The research team to clarify the suspicion of more than 40 scientists has examined the cells from the air passage of COVID-19 patients on medication for high BP. “We analyzed a total of 114,761 cells from the nasopharynx of 32 COVID-19 patients and 16 non-infected control persons,” illustrated Dr Saskia Trump, a working group leader Irina Lehmann laboratory, BIH professor for environmental epigenetics and lung research.

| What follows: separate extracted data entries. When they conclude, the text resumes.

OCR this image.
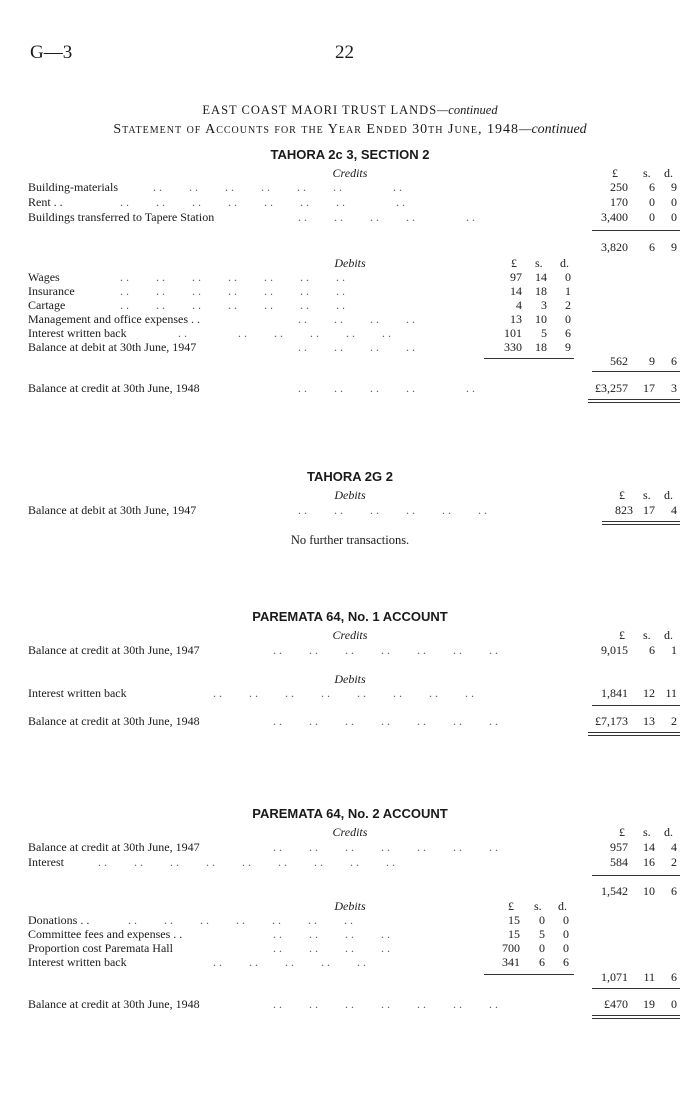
G—3	22
EAST COAST MAORI TRUST LANDS—continued
Statement of Accounts for the Year Ended 30th June, 1948—continued
TAHORA 2c 3, SECTION 2
Credits	£ s. d.
Building-materials	. .         . .         . .         . .         . .         . .                 . .	250	6	9
Rent . .	. .         . .         . .         . .         . .         . .         . .                 . .	170	0	0
Buildings transferred to Tapere Station	. .         . .         . .         . .                 . .	3,400	0	0
3,820	6	9
Debits	£ s. d.
Wages	. .         . .         . .         . .         . .         . .         . .	97 14	0
Insurance	. .         . .         . .         . .         . .         . .         . .	14 18	1
Cartage	. .         . .         . .         . .         . .         . .         . .	4	3	2
Management and office expenses . .	. .         . .         . .         . .	13 10	0
Interest written back	. .                 . .         . .         . .         . .         . .	101	5	6
Balance at debit at 30th June, 1947	. .         . .         . .         . .	330 18	9
562	9	6
Balance at credit at 30th June, 1948	. .         . .         . .         . .                 . .	£3,257 17	3
TAHORA 2G 2
Debits	£ s. d.
Balance at debit at 30th June, 1947	. .         . .         . .         . .         . .         . .	823 17	4
No further transactions.
PAREMATA 64, No. 1 ACCOUNT
Credits	£ s. d.
Balance at credit at 30th June, 1947	. .         . .         . .         . .         . .         . .         . .	9,015	6	1
Debits
Interest written back	. .         . .         . .         . .         . .         . .         . .         . .	1,841 12 11
Balance at credit at 30th June, 1948	. .         . .         . .         . .         . .         . .         . .	£7,173 13	2
PAREMATA 64, No. 2 ACCOUNT
Credits	£ s. d.
Balance at credit at 30th June, 1947	. .         . .         . .         . .         . .         . .         . .	957 14	4
Interest	. .         . .         . .         . .         . .         . .         . .         . .         . .	584 16	2
1,542 10	6
Debits	£ s. d.
Donations . .	. .         . .         . .         . .         . .         . .         . .	15	0	0
Committee fees and expenses . .	. .         . .         . .         . .	15	5	0
Proportion cost Paremata Hall	. .         . .         . .         . .	700	0	0
Interest written back	. .         . .         . .         . .         . .	341	6	6
1,071 11	6
Balance at credit at 30th June, 1948	. .         . .         . .         . .         . .         . .         . .	£470 19	0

Immune cell gets noticeably activated beforehand

We found that the immune cells of the cardiovascular patients showed a noticeable pre-activation even before they were infected with the novel coronavirus,” explained Dr Trump. These patients would have developed a more incredible immune reaction more often after contact with the virus, typically associated with a severe course of COVID-19. “Regardless of the cardiovascular status, enhanced inflammation levels are always a warning signal that the COVID-19 disease will be severe,” told Professor Landmesser.

It became clear that “treatment with ACE inhibitors, but not with angiotensin receptor blockers, could prevent this excessive immune response after infection with the coronavirus,” added Professor Irina Lehmann. ACE inhibitors could even decrease the risk of severe COVID-19.
Hypertension drugs and the viral load.

Besides, it has been shown that antihypertensive drugs could also influence how fast the immune system can decrease the viral load, such as the concentration of the virus in the patient’s body. “Here we saw a clear difference between the various types of treatment for high blood pressure,” told Roland Eils, Director of the BIH Center for Digital Health,
The breakdown of the possible viral load was significantly delayed during treatment with angiotensin II receptor blockers, “that could also contribute to a more severe course of the COVID-19 disease,” reports Eils. But, the delay could not be observed under treatment with ACE inhibitors.

No Enhanced Risk of Infection

The study gives no evidence that treatment with drugs to lower blood pressure increases the risk of infection for the novel coronavirus,” emphasizes Professor Landmesser. Instead, you can use the medication te, even counteract immune hyperactivation. However, high blood pressure treatment with ACE inhibitors may be advantageous for patients suffering from COVID-19 than therapy with angiotensin II receptor blockers. This now needs to be investigated further.